Yorkshire Vision: Investing in determination

In April the government released the growth statistics for the first quarter of 2013 highlighting that the UK has narrowly escaped a triple dip recession. The modest growth figure of 0.3% is a huge reminder that the UK is not out of the woods yet and there is much to do to get UK plc back on track.

In Yorkshire you could be forgiven for thinking that the recession is truly over and recovery is firmly on the way. A pristine new shopping centre in Trinity and a spectacular new Events Arena have given Leeds a huge economic boost whilst the Tour de France Grand Depart will inject millions into the Yorkshire economy next year.
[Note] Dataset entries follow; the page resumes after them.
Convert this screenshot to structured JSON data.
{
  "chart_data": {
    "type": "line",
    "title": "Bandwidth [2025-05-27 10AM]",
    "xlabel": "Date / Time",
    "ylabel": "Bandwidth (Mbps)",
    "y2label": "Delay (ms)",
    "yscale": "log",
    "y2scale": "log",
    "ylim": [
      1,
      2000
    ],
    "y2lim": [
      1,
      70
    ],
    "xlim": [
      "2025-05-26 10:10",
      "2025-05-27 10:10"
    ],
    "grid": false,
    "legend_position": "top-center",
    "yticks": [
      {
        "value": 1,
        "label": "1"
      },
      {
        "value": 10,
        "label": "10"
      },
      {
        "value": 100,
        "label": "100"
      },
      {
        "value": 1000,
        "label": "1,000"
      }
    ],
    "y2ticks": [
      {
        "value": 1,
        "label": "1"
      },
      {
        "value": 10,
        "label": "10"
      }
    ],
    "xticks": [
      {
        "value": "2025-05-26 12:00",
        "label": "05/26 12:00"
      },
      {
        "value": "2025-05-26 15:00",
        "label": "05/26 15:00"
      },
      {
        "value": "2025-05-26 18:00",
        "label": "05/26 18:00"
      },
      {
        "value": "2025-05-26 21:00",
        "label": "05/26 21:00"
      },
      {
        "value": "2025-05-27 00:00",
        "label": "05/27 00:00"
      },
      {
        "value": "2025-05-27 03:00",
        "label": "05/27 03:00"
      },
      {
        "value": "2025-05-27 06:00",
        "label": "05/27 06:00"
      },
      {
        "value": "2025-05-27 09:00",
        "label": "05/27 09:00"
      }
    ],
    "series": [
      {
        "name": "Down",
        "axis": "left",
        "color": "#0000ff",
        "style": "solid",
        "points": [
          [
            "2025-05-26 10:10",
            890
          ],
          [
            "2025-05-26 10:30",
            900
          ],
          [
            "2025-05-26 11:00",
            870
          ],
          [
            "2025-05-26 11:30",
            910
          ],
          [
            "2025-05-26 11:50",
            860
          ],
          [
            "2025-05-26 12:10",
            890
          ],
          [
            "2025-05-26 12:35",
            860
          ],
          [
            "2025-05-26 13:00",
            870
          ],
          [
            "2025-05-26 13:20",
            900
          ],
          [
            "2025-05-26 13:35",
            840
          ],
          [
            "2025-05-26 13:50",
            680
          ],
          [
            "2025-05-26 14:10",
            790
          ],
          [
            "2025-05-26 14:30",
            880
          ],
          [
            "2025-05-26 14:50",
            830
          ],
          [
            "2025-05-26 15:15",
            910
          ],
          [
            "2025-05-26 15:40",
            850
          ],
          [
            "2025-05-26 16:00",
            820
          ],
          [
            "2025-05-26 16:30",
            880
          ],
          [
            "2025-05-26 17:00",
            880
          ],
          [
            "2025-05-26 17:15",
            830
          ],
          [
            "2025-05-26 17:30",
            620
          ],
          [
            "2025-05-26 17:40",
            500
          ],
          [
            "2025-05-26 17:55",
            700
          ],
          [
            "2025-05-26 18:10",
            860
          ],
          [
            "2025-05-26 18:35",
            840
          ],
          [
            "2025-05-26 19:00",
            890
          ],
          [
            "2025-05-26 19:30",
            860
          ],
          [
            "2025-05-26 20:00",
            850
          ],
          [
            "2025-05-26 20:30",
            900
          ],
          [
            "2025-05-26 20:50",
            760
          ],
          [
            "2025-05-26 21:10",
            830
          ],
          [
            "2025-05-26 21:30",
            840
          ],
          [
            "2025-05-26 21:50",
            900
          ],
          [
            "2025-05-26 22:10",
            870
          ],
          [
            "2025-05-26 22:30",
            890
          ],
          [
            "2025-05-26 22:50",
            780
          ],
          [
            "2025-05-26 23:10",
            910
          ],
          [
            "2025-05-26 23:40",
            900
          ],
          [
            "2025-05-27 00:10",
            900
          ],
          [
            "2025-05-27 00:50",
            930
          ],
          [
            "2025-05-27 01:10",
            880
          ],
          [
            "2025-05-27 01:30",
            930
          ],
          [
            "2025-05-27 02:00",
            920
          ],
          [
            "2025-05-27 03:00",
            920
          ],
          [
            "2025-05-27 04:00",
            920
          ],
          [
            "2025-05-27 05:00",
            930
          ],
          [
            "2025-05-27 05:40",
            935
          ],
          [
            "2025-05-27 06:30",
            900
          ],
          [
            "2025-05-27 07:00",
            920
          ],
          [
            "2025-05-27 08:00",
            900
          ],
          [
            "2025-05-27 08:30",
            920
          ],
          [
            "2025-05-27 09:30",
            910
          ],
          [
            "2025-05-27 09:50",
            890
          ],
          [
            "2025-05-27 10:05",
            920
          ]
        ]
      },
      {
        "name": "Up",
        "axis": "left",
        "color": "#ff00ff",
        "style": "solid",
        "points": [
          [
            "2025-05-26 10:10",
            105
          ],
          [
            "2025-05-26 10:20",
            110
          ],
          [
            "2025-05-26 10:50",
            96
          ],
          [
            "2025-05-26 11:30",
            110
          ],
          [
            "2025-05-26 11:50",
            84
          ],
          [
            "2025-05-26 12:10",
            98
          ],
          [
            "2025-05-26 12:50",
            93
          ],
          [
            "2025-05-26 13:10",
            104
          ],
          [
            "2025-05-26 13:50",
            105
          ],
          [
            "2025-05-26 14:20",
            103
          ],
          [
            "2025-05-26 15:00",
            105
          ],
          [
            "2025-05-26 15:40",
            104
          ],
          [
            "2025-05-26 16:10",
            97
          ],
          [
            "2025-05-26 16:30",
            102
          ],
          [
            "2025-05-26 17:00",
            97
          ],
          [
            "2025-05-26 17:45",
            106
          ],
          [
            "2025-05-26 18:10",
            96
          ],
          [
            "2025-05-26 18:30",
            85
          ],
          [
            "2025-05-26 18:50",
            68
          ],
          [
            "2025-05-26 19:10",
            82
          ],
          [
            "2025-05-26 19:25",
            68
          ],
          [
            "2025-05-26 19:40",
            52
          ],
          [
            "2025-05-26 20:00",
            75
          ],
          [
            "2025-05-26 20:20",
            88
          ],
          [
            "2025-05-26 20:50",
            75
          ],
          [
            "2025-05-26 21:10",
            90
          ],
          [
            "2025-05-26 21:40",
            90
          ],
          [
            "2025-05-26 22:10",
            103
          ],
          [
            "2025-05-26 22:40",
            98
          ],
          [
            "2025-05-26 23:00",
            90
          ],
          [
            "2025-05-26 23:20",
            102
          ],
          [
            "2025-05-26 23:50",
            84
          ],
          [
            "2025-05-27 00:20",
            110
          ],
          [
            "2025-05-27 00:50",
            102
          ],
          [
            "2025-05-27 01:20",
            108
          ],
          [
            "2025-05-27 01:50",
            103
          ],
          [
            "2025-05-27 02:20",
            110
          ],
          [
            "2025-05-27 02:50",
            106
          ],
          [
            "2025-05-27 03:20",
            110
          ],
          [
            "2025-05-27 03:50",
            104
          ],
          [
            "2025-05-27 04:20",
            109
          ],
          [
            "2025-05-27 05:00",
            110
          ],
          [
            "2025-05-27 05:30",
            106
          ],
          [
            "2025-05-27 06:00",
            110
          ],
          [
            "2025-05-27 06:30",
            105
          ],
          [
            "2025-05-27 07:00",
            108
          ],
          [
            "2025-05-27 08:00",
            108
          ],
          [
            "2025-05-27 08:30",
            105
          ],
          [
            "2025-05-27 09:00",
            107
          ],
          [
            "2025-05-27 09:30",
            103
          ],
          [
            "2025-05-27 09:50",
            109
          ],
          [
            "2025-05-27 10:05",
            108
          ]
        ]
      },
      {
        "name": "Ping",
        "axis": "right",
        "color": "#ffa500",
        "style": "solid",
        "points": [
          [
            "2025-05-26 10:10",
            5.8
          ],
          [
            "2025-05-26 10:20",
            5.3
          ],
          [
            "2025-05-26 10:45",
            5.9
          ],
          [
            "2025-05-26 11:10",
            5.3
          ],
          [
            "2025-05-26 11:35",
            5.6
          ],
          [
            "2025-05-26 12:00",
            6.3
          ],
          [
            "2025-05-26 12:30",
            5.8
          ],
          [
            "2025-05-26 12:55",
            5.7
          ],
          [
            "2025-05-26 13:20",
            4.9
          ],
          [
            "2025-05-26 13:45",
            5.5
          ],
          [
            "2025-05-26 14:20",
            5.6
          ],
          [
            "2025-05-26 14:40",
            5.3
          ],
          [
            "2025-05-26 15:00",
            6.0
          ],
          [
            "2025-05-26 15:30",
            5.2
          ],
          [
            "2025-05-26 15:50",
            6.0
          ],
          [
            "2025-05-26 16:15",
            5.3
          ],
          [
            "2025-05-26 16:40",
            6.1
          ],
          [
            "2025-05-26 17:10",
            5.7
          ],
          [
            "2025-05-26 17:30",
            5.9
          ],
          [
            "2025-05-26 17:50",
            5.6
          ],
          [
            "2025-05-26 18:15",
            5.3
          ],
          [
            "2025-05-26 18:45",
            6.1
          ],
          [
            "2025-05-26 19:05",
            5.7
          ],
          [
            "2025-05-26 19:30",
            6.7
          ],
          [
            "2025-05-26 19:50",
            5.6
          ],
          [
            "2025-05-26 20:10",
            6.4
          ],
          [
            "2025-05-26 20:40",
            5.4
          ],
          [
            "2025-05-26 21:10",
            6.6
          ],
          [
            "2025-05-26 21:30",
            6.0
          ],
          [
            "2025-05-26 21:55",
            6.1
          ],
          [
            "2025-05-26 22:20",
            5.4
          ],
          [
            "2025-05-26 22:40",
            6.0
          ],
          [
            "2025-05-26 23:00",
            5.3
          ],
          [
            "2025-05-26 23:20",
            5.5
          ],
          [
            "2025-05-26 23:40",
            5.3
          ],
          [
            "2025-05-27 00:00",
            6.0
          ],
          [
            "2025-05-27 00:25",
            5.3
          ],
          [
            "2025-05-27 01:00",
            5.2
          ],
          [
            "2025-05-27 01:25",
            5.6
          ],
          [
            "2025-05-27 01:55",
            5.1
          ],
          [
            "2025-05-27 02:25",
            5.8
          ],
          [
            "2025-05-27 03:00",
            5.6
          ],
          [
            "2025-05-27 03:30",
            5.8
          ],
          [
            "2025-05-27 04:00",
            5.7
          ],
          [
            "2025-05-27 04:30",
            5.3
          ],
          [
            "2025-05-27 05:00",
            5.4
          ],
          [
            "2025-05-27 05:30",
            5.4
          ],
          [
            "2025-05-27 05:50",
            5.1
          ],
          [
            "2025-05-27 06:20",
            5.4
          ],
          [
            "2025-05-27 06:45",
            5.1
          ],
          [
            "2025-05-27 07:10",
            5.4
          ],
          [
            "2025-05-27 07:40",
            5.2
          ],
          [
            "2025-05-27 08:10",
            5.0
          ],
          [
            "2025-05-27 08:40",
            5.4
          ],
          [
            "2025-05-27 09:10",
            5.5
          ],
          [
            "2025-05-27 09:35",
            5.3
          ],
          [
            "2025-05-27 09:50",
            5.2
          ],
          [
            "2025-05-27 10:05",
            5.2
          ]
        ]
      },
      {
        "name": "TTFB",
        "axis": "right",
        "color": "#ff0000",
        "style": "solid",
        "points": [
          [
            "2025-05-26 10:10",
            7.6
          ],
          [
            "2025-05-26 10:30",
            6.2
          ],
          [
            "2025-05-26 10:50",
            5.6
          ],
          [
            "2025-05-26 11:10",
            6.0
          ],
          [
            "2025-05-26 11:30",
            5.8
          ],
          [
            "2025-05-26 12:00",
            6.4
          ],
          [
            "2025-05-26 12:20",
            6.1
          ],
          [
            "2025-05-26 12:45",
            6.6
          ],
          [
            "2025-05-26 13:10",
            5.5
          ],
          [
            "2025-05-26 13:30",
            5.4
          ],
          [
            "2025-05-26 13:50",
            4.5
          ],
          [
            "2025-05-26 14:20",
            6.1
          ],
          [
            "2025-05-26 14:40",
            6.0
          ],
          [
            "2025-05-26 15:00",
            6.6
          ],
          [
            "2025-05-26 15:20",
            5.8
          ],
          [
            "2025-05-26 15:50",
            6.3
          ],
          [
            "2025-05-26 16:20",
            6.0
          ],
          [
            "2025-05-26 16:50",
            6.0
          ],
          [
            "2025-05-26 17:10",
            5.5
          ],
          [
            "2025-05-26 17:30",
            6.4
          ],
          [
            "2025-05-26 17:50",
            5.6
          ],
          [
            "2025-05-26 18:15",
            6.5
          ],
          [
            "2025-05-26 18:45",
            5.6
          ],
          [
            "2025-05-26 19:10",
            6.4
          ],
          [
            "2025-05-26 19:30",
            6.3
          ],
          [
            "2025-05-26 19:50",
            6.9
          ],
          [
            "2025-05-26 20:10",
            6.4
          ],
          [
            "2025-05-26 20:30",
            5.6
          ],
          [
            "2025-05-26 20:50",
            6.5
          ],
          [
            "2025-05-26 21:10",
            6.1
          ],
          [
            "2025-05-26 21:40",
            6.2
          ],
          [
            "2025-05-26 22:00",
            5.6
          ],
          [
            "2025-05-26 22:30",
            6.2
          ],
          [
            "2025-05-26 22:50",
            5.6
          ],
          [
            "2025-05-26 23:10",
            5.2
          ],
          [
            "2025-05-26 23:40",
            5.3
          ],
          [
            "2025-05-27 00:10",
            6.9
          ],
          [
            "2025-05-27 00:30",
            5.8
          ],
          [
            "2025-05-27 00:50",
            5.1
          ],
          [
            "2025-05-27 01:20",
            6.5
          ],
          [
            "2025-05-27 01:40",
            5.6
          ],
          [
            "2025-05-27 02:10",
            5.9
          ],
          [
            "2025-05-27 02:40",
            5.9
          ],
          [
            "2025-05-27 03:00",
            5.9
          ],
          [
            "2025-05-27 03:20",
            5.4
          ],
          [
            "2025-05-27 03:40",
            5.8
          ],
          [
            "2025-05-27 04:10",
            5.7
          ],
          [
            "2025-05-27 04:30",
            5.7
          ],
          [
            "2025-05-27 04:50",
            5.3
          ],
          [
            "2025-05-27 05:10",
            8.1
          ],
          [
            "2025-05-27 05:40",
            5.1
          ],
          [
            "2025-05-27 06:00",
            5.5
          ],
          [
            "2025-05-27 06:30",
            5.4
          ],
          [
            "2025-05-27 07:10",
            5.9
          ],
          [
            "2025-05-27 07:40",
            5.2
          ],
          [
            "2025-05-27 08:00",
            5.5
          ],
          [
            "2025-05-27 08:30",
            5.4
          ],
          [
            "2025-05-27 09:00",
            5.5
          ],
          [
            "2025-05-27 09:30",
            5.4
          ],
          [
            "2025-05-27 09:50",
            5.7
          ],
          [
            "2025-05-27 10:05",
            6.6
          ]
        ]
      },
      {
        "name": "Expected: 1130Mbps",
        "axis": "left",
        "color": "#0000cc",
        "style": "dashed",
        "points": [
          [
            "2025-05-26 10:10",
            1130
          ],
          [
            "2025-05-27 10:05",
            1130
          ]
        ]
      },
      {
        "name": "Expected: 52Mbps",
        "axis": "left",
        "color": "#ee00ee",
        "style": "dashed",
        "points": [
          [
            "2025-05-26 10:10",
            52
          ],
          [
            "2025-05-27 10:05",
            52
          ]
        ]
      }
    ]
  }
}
These are all hugely positive events for Yorkshire but notably they are weighted towards the leisure and service sectors. Manufacturing and other sectors in the region are finding it hard to get traction with rising input prices, a weakening pound and limp demand. Their ability to overcome these pressures often rests with their ownership. You will have read the many stories regarding the increasing number of ‘zombie’ companies that are trapped in a web of debt and going nowhere. They are not strong enough to thrive nor weak enough to die but are simply the walking dead offering no contribution to the recovery of the economy. 

This problem is not isolated to companies where banks are the de-facto economic owners but extends to large corporate groups too. As economic conditions have deteriorated over recent years the larger corporate groups have reacted by retrenching to focus on ‘core activities’ and ‘core markets’. Their appetite to grow and diversify has abated and their Boards are playing it safe, sticking to what they know and strengthening their balance sheets.

This behaviour has created a raft of abandoned, under invested and unloved non-core companies. In Yorkshire the transformational investor Endless, has seen this trend increasing with introductions to these ‘orphan assets’ doubling over the last 12 months.  Their recent investments into Karro Foods and the retailer, Bathstore are testimony to this recent trend. The Karro acquisition represented Dutch Parent Vion NV’s desire to focus on its core European food operations whilst the Bathstore acquisition signalled Wolseley’s retreat from its expansion into retail to concentrate on its core markets. 

Most orphan companies tend to exhibit the same characteristics: a demotivated management team, significant underinvestment, an overweight cost base whilst being cash starved and strategically rudderless. It is almost a certainty that these orphan companies stagnate as the absence of parental support takes its toll on the business.  A decline in profitability becomes almost inevitable.

Bathstore, which operates 9 stores across Yorkshire, was no exception to this. Its new Chief Executive Gary Favell explains: ‘Non core companies tend to be badly neglected as the parent often doesn’t have the expertise internally to shape and execute a strategy. This translates to poor operational practices and this was evident at Bathstore when we acquired it.’

This neglect of non core assets is not just a feature of large UK corporates but overseas parents too. Endless have also seen a rise in foreign owned subsidiaries starting to struggle. In particular Endless has observed a trend of US corporates wanting to exit the UK rather than investing.  In the last month alone Endless has seen two US owned corporates looking to divest UK businesses that have operations in Yorkshire.     

But Endless see this trend as a positive. Managing Director, Chris Clegg explains ‘A detrimental factor for any business is to have an unsupportive parent. Non-core businesses in this economy are better served with new owners willing to invest and to introduce new ideas. It can be remarkable the impact alone of just freeing a business from a restrictive and unsupportive corporate group structure.’

With Endless headquartered in Yorkshire and sitting on investable Funds of over £200 million, Yorkshire’s corporate orphans have a real chance of a new home and a fresh start. A divestment of non-core assets by the larger corporates therefore appears to be another genuine way to kick start Yorkshire’s economy.